Need someone to verify my logic

[quasar_4]

Homework Statement

Find the supremum and infimum of the following sets and test whether these sets have a maximum or minimum:

(a) { |x|/(1+|x|) s.t. x is in R}

(b) { x/ (1+x) s.t. x > -1}


Homework Equations

Order Axioms and Field Axioms for the real numbers; infimum and supremum definitions; min and max definitions.

The Attempt at a Solution

I just don't see why these aren't effectively the same in terms of their supremums and infimums, min and max. Since |x|> 0 for nonzero x, |x| will always be positive, so this ratio will always be positive. Furthermore, it follows immediately that |x| < 1 + |x| for the same reason. Since the denominator is always bigger, the ratio is always less than 1. So I would argue that the supremum of (a) is 1. Now since we can include any x in R, the set also contains 0, and none of these can ever be less than 0. So 0 should be the infimum and serve as the minimum element of the set (since it is contained in the set).

Now I can see how (b) would differ for all x in R, but we are now restricting x > -1, i.e.,
x = 0, ... So it would seem that we have the exact same set - no negative x, the ratio is always less than 1, etc.

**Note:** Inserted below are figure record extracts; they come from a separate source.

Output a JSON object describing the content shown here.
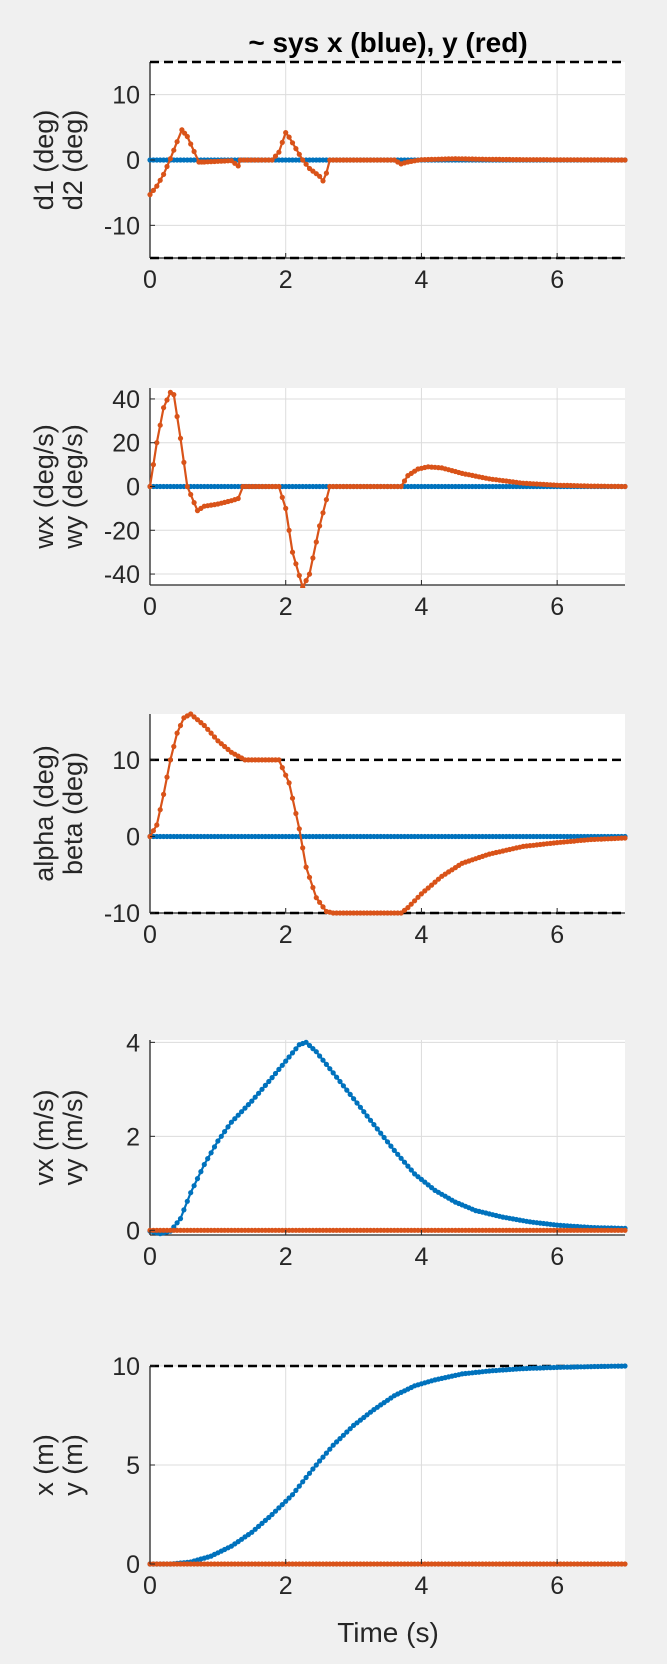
{
  "figure": {
    "title": "~ sys x (blue), y (red)",
    "xlabel": "Time (s)"
  },
  "colors": {
    "x_series": "#0072BD",
    "y_series": "#D95319",
    "limit_line": "#000000",
    "grid": "#dcdcdc",
    "axes_bg": "#ffffff",
    "figure_bg": "#f0f0f0"
  },
  "chart_data": [
    {
      "type": "line",
      "ylabel": [
        "d1 (deg)",
        "d2 (deg)"
      ],
      "xlim": [
        0,
        7
      ],
      "ylim": [
        -15,
        15
      ],
      "xticks": [
        0,
        2,
        4,
        6
      ],
      "yticks": [
        -10,
        0,
        10
      ],
      "grid": true,
      "limit_lines": [
        15,
        -15
      ],
      "series": [
        {
          "points": [
            [
              0,
              0
            ],
            [
              7,
              0
            ]
          ]
        },
        {
          "points": [
            [
              0,
              -5.3
            ],
            [
              0.1,
              -4
            ],
            [
              0.2,
              -2.2
            ],
            [
              0.3,
              0.2
            ],
            [
              0.4,
              2.8
            ],
            [
              0.47,
              4.6
            ],
            [
              0.55,
              3.6
            ],
            [
              0.65,
              1.3
            ],
            [
              0.72,
              -0.3
            ],
            [
              0.8,
              -0.3
            ],
            [
              1.2,
              -0.1
            ],
            [
              1.3,
              -0.9
            ],
            [
              1.33,
              0
            ],
            [
              1.8,
              0
            ],
            [
              1.9,
              1.2
            ],
            [
              2.0,
              4.2
            ],
            [
              2.05,
              3.5
            ],
            [
              2.25,
              0
            ],
            [
              2.35,
              -1.3
            ],
            [
              2.5,
              -2.5
            ],
            [
              2.55,
              -3.2
            ],
            [
              2.6,
              -2
            ],
            [
              2.65,
              0
            ],
            [
              3.6,
              0
            ],
            [
              3.7,
              -0.6
            ],
            [
              3.8,
              -0.3
            ],
            [
              4.0,
              0.05
            ],
            [
              4.5,
              0.2
            ],
            [
              5.0,
              0.1
            ],
            [
              5.5,
              0.05
            ],
            [
              7,
              0
            ]
          ]
        }
      ]
    },
    {
      "type": "line",
      "ylabel": [
        "wx (deg/s)",
        "wy (deg/s)"
      ],
      "xlim": [
        0,
        7
      ],
      "ylim": [
        -45,
        45
      ],
      "xticks": [
        0,
        2,
        4,
        6
      ],
      "yticks": [
        -40,
        -20,
        0,
        20,
        40
      ],
      "grid": true,
      "limit_lines": [],
      "series": [
        {
          "points": [
            [
              0,
              0
            ],
            [
              7,
              0
            ]
          ]
        },
        {
          "points": [
            [
              0,
              0
            ],
            [
              0.1,
              20
            ],
            [
              0.2,
              36
            ],
            [
              0.3,
              43
            ],
            [
              0.35,
              42
            ],
            [
              0.45,
              22
            ],
            [
              0.55,
              0
            ],
            [
              0.7,
              -11
            ],
            [
              0.8,
              -9
            ],
            [
              1.0,
              -8
            ],
            [
              1.2,
              -6.5
            ],
            [
              1.3,
              -5.5
            ],
            [
              1.37,
              0
            ],
            [
              1.9,
              0
            ],
            [
              2.0,
              -10
            ],
            [
              2.1,
              -30
            ],
            [
              2.25,
              -46
            ],
            [
              2.35,
              -40
            ],
            [
              2.5,
              -18
            ],
            [
              2.65,
              0
            ],
            [
              3.7,
              0
            ],
            [
              3.8,
              5
            ],
            [
              3.95,
              8
            ],
            [
              4.1,
              9
            ],
            [
              4.3,
              8.5
            ],
            [
              4.6,
              6
            ],
            [
              5.0,
              3.5
            ],
            [
              5.5,
              1.5
            ],
            [
              6.0,
              0.6
            ],
            [
              6.5,
              0.2
            ],
            [
              7,
              0
            ]
          ]
        }
      ]
    },
    {
      "type": "line",
      "ylabel": [
        "alpha (deg)",
        "beta (deg)"
      ],
      "xlim": [
        0,
        7
      ],
      "ylim": [
        -10,
        16
      ],
      "xticks": [
        0,
        2,
        4,
        6
      ],
      "yticks": [
        -10,
        0,
        10
      ],
      "grid": false,
      "limit_lines": [
        10,
        -10
      ],
      "series": [
        {
          "points": [
            [
              0,
              0
            ],
            [
              7,
              0
            ]
          ]
        },
        {
          "points": [
            [
              0,
              0
            ],
            [
              0.1,
              1.5
            ],
            [
              0.2,
              5.5
            ],
            [
              0.3,
              10
            ],
            [
              0.4,
              13.5
            ],
            [
              0.5,
              15.5
            ],
            [
              0.6,
              16
            ],
            [
              0.8,
              14.5
            ],
            [
              1.0,
              12.5
            ],
            [
              1.2,
              11
            ],
            [
              1.4,
              10
            ],
            [
              1.9,
              10
            ],
            [
              2.05,
              7
            ],
            [
              2.2,
              1
            ],
            [
              2.3,
              -4
            ],
            [
              2.45,
              -8
            ],
            [
              2.6,
              -9.8
            ],
            [
              2.7,
              -10
            ],
            [
              3.7,
              -10
            ],
            [
              3.8,
              -9.3
            ],
            [
              4.0,
              -7.5
            ],
            [
              4.3,
              -5.2
            ],
            [
              4.6,
              -3.5
            ],
            [
              5.0,
              -2.3
            ],
            [
              5.5,
              -1.3
            ],
            [
              6.0,
              -0.8
            ],
            [
              6.5,
              -0.4
            ],
            [
              7,
              -0.2
            ]
          ]
        }
      ]
    },
    {
      "type": "line",
      "ylabel": [
        "vx (m/s)",
        "vy (m/s)"
      ],
      "xlim": [
        0,
        7
      ],
      "ylim": [
        -0.1,
        4.05
      ],
      "xticks": [
        0,
        2,
        4,
        6
      ],
      "yticks": [
        0,
        2,
        4
      ],
      "grid": true,
      "limit_lines": [],
      "series": [
        {
          "points": [
            [
              0,
              -0.02
            ],
            [
              0.15,
              -0.07
            ],
            [
              0.3,
              -0.02
            ],
            [
              0.45,
              0.25
            ],
            [
              0.6,
              0.8
            ],
            [
              0.8,
              1.4
            ],
            [
              1.0,
              1.9
            ],
            [
              1.2,
              2.3
            ],
            [
              1.5,
              2.75
            ],
            [
              1.8,
              3.25
            ],
            [
              2.0,
              3.6
            ],
            [
              2.2,
              3.95
            ],
            [
              2.3,
              4.0
            ],
            [
              2.45,
              3.8
            ],
            [
              2.7,
              3.35
            ],
            [
              3.0,
              2.8
            ],
            [
              3.3,
              2.25
            ],
            [
              3.6,
              1.7
            ],
            [
              3.9,
              1.2
            ],
            [
              4.2,
              0.85
            ],
            [
              4.5,
              0.6
            ],
            [
              4.8,
              0.42
            ],
            [
              5.2,
              0.28
            ],
            [
              5.6,
              0.18
            ],
            [
              6.0,
              0.11
            ],
            [
              6.5,
              0.06
            ],
            [
              7,
              0.04
            ]
          ]
        },
        {
          "points": [
            [
              0,
              0
            ],
            [
              7,
              0
            ]
          ]
        }
      ]
    },
    {
      "type": "line",
      "ylabel": [
        "x (m)",
        "y (m)"
      ],
      "xlim": [
        0,
        7
      ],
      "ylim": [
        0,
        10
      ],
      "xticks": [
        0,
        2,
        4,
        6
      ],
      "yticks": [
        0,
        5,
        10
      ],
      "grid": true,
      "limit_lines": [
        10,
        0
      ],
      "series": [
        {
          "points": [
            [
              0,
              0
            ],
            [
              0.3,
              0
            ],
            [
              0.6,
              0.1
            ],
            [
              0.9,
              0.4
            ],
            [
              1.2,
              0.9
            ],
            [
              1.5,
              1.6
            ],
            [
              1.8,
              2.5
            ],
            [
              2.1,
              3.5
            ],
            [
              2.4,
              4.8
            ],
            [
              2.7,
              6.0
            ],
            [
              3.0,
              7.0
            ],
            [
              3.3,
              7.8
            ],
            [
              3.6,
              8.5
            ],
            [
              3.9,
              9.0
            ],
            [
              4.2,
              9.3
            ],
            [
              4.6,
              9.6
            ],
            [
              5.0,
              9.75
            ],
            [
              5.5,
              9.87
            ],
            [
              6.0,
              9.93
            ],
            [
              6.5,
              9.97
            ],
            [
              7,
              10
            ]
          ]
        },
        {
          "points": [
            [
              0,
              0
            ],
            [
              7,
              0
            ]
          ]
        }
      ]
    }
  ]
}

So wouldn't this be exactly the same? What am I missing, if not?

 

[HallsofIvy]

I would think the are very obviously NOT the same. If x= -1.00001, what is x/(x+ 1)?

 

[quasar_4]

oh yeah, I guess there are a bunch of negative reals between -1 and 0... wow that should have been obvious. I knew I was missing something simple. It always seems to be the case for me in analysis...

since we could go "closer and closer" each time to -1, does that mean that this set doesn't have a lower bound? I mean, if you put in something like -0.99, then we get -0.99/(1-0.99) = -99, but then we could try x= -0.9999 and get something even smaller, and then we could keep going forever.
I'm sorry if it's trivial.. I'm pretty dumb when it comes to this stuff.